• ForgetPrimacy@lemmygrad.ml
    ·
    1 year ago

    Speaking as a relatively high-functioning autistic person, and as a person who definitely perceives those people with autism I know as objectively blessed when compared to their allistic "peers", I'm trying to read this as the reporter's white-savior-y take on what may simply be a scientific advance?

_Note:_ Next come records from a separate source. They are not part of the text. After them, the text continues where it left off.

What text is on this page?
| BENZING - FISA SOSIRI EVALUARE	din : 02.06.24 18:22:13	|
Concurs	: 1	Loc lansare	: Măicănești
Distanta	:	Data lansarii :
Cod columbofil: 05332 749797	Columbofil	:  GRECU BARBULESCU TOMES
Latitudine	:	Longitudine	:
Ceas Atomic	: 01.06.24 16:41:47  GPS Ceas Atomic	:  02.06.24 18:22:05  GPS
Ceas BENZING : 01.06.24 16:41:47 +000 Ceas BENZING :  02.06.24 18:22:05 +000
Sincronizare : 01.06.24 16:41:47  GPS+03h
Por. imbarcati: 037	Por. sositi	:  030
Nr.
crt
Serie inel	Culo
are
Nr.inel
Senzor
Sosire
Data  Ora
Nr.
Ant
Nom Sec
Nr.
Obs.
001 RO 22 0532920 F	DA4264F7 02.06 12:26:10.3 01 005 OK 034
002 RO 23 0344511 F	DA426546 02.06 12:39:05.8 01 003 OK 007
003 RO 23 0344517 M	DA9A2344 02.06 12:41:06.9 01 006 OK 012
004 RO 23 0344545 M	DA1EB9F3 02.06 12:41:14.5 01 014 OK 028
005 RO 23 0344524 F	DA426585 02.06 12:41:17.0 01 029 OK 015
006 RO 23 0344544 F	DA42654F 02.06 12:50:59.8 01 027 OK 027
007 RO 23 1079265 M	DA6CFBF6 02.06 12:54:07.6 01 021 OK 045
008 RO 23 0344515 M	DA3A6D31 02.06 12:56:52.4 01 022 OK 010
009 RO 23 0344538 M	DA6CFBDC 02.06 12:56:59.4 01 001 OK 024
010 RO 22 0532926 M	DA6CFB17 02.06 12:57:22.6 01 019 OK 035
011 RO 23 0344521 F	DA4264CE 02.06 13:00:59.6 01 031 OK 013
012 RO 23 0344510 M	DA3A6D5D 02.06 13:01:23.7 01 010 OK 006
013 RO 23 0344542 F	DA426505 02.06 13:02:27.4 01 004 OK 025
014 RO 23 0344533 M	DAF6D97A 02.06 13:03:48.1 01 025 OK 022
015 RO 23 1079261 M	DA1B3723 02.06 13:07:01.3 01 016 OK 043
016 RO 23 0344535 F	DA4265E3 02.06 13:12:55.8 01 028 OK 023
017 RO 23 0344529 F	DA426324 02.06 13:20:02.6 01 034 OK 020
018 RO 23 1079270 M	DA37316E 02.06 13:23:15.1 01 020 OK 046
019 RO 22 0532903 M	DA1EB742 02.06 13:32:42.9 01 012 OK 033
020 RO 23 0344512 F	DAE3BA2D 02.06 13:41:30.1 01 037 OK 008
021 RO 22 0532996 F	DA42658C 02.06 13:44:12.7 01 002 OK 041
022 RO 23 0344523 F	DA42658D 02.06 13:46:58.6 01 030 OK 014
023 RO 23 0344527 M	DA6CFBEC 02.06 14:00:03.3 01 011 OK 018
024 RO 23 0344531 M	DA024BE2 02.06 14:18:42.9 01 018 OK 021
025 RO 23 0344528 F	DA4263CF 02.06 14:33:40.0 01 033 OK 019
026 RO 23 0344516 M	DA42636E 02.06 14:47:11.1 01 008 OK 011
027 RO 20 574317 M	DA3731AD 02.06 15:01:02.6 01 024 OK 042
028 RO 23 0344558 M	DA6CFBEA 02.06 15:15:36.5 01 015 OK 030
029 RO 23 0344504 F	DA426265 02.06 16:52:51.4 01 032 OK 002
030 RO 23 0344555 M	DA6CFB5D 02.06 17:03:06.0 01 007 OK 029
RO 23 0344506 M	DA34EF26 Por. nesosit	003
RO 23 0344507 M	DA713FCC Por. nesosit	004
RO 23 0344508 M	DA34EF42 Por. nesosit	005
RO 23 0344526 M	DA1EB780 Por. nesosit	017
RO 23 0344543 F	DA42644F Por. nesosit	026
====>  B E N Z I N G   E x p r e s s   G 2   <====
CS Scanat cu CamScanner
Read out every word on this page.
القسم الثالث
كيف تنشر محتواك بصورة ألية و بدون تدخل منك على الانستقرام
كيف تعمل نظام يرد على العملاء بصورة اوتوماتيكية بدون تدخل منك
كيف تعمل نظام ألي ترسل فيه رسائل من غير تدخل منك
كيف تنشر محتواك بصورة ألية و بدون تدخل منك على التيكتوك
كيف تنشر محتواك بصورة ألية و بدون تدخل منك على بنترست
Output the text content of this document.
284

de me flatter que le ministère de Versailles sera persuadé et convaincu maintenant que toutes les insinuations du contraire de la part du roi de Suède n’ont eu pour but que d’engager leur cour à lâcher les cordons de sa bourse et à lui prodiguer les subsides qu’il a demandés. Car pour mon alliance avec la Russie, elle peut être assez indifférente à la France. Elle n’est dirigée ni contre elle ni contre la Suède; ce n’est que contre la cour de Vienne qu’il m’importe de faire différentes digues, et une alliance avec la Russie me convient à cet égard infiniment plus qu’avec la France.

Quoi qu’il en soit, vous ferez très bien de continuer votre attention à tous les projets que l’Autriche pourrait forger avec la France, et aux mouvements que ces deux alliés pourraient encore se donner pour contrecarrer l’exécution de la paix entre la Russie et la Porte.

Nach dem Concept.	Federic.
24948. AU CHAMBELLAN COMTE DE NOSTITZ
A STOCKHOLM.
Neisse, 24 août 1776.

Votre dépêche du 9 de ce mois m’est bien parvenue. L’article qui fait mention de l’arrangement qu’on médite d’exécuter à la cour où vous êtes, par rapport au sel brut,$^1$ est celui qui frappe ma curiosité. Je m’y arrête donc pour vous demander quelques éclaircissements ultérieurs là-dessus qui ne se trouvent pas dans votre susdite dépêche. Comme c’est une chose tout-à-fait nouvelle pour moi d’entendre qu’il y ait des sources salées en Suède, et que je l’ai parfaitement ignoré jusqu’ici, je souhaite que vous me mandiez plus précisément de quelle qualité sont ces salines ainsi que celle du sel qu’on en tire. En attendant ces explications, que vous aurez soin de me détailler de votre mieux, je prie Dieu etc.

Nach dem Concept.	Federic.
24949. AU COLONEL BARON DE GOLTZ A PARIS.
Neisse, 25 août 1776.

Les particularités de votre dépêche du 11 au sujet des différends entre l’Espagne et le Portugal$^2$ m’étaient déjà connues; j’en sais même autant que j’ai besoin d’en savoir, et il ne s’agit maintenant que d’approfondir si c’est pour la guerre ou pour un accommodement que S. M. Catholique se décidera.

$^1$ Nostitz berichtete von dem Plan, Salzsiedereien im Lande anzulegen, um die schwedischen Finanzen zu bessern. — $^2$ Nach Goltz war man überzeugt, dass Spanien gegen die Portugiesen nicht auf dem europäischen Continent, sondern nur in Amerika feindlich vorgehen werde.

    All but the first paragraphs are pay walled but, here goes my charitable guess toward the scientists here;

    Doctors have discovered how to undo a thing (in mice) that the author of this article describes as causing symptoms of autism. This is useful science I suppose, with it we might one day have the power to cure allism. Alternatively, as other comments have pointed out, there are autistic people who are unable to live "normal" lives (save, for a moment, the argument over what the fuck a "normal" life is and who the fuck thinks they have the right to "save" it). Consider instead an autistic person who wishes they had any choice regarding their autism, it would be cool if the science of neurodivergence had been developed enough to provide them with that choice. Realistically... I bear no illusions that choice might be involved. If doctors in the US had an excuse to call it "helping" when they fuck nonconsensually with someone's brain, I have no doubt I would be strapped to a fucking bed faster than you can say "free healthcare?". Between lobotomies and forced sterilization, the US has an undoubted record for society "cleansing".